Volkswagen : des salariés d’une plateforme téléphonique vendus à la découpe

Sous-traitance par Nadia Djabali

Un sous-traitant de Volkswagen (B2s) cède ses salariés à trois prestataires. © Romain BEURRIER/REA

Les 140 salariés d’un sous-traitant de Volkswagen ont été repris par trois prestataires. Ils continueront de faire le même travail, au même endroit : dans les locaux de Villers-Cotterêts du constructeur allemand.

Les plus anciens ont d’abord signé chez Volkswagen-France, puis sont passés chez Gedas alors filiale du constructeur, puis chez T-Systems, puis chez B2s. Et tout ça en faisant du sur place puisque les cent quarante salariés ont toujours travaillé à Villers-Cotterêts dans les locaux historiques de Volkswagen-France.

Leur job : répondre quand un particulier ou un professionnel client du constructeur automobile téléphone pour récupérer des pièces de voiture ou pour une homologation de véhicules de la marque venant de l’étranger. On appelle cela de la sous-traitance sur site. Employés depuis 5 ans chez B2s, la valse des employeurs a connu ces derniers temps un regain de vitalité : depuis le 3 avril 2017, tous les salariés ont été dispatchés vers trois entreprises différentes, Webhelp, Euro CRM et Dekra.

Un appel d’offre tous les cinq ans

Ces trois prestataires ont remporté l’appel d’offre lancé par le constructeur allemand dont la politique est de renouveler ses fournisseurs tous les cinq ans. Pourquoi trois entités ? Pour faire baisser les coûts, répond d’emblée Thomas Vial-Guillon, délégué syndical central chez B2s. Un téléconseiller coûte deux fois moins cher chez un prestataire.

Du coup certains salariés ont connu plusieurs conventions collectives. À l’origine ils dépendaient de celle de la métallurgie, puis ils sont passés à celle de Syntec pour arriver à celle des prestataires de service. Et certains pourraient bien repasser chez Syntec.

Le CE informé le 17 mars

Un va-et-vient qui provoque le tournis et surtout des inquiétudes sur les salaires et le peu d’avantages sociaux acquis au cours des années.

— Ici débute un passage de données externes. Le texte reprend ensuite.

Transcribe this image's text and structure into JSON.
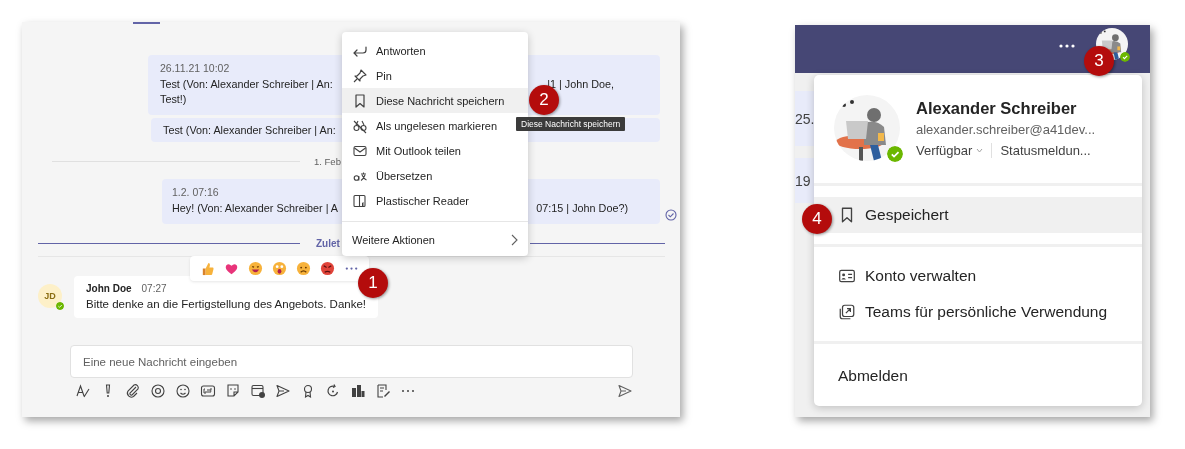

Aujourd’hui, les salariés voudraient bien arrêter ce plan quinquennal de changement d’employeur qui les force à se réadapter sans cesse aux nouvelles équipes encadrantes.

D’autant que le transfert vers les trois prestataires ne s’est pas effectué sans accrocs. le CE a été officiellement informé du changement d’employeur que le 17 mars dernier ; et ni cette instance ni le comité d’hygiène, de sécurité et des conditions de travail n’ont eu le temps de finir leurs consultations.

Nous ne sommes ni des pigeons ni des jambons, ont scandé les salariés au cours de deux débrayages qui ont émaillés la fin du mois de mars.

Des représentants du personnel mis sur la touche

Quant aux salariés protégés (délégués syndicaux et représentants du personnel), ils attendent une décision de l’inspection du travail avant d’être transférés dans une des trois boîtes. Pour le moment ils émargent toujours chez B2s mais ont été mis à disposition. Traduction : ils restent chez eux. L’inspection du travail n’a pas donné de délai et obtenir un avis rapidement risque d’être compliqué, s’inquiète Thomas Vial-Guillon. Or, il faut absolument organiser très rapidement des élections sur les sites pour que les droits des salariés ne soient pas bafoués.

Des salariés en pleurs

Lorsque Webhelp est arrivé à Villers-Cotterêts, bureaux, systèmes informatiques et téléphoniques ont été remplacés durant le week-end. Le lundi on a retrouvé des salariés en pleurs, se souvient le délégué syndical. Ce qu’il n’accepte pas : la façon dont l’affaire a été gérée par Volkswagen, B2s et les trois repreneurs. Nous avons été vendus à la découpe, s’indigne-t-il. Et face à la rapidité avec laquelle s’est déroulé le transfert des contrats, certains salariés n’excluent pas de porter l’affaire devant la justice.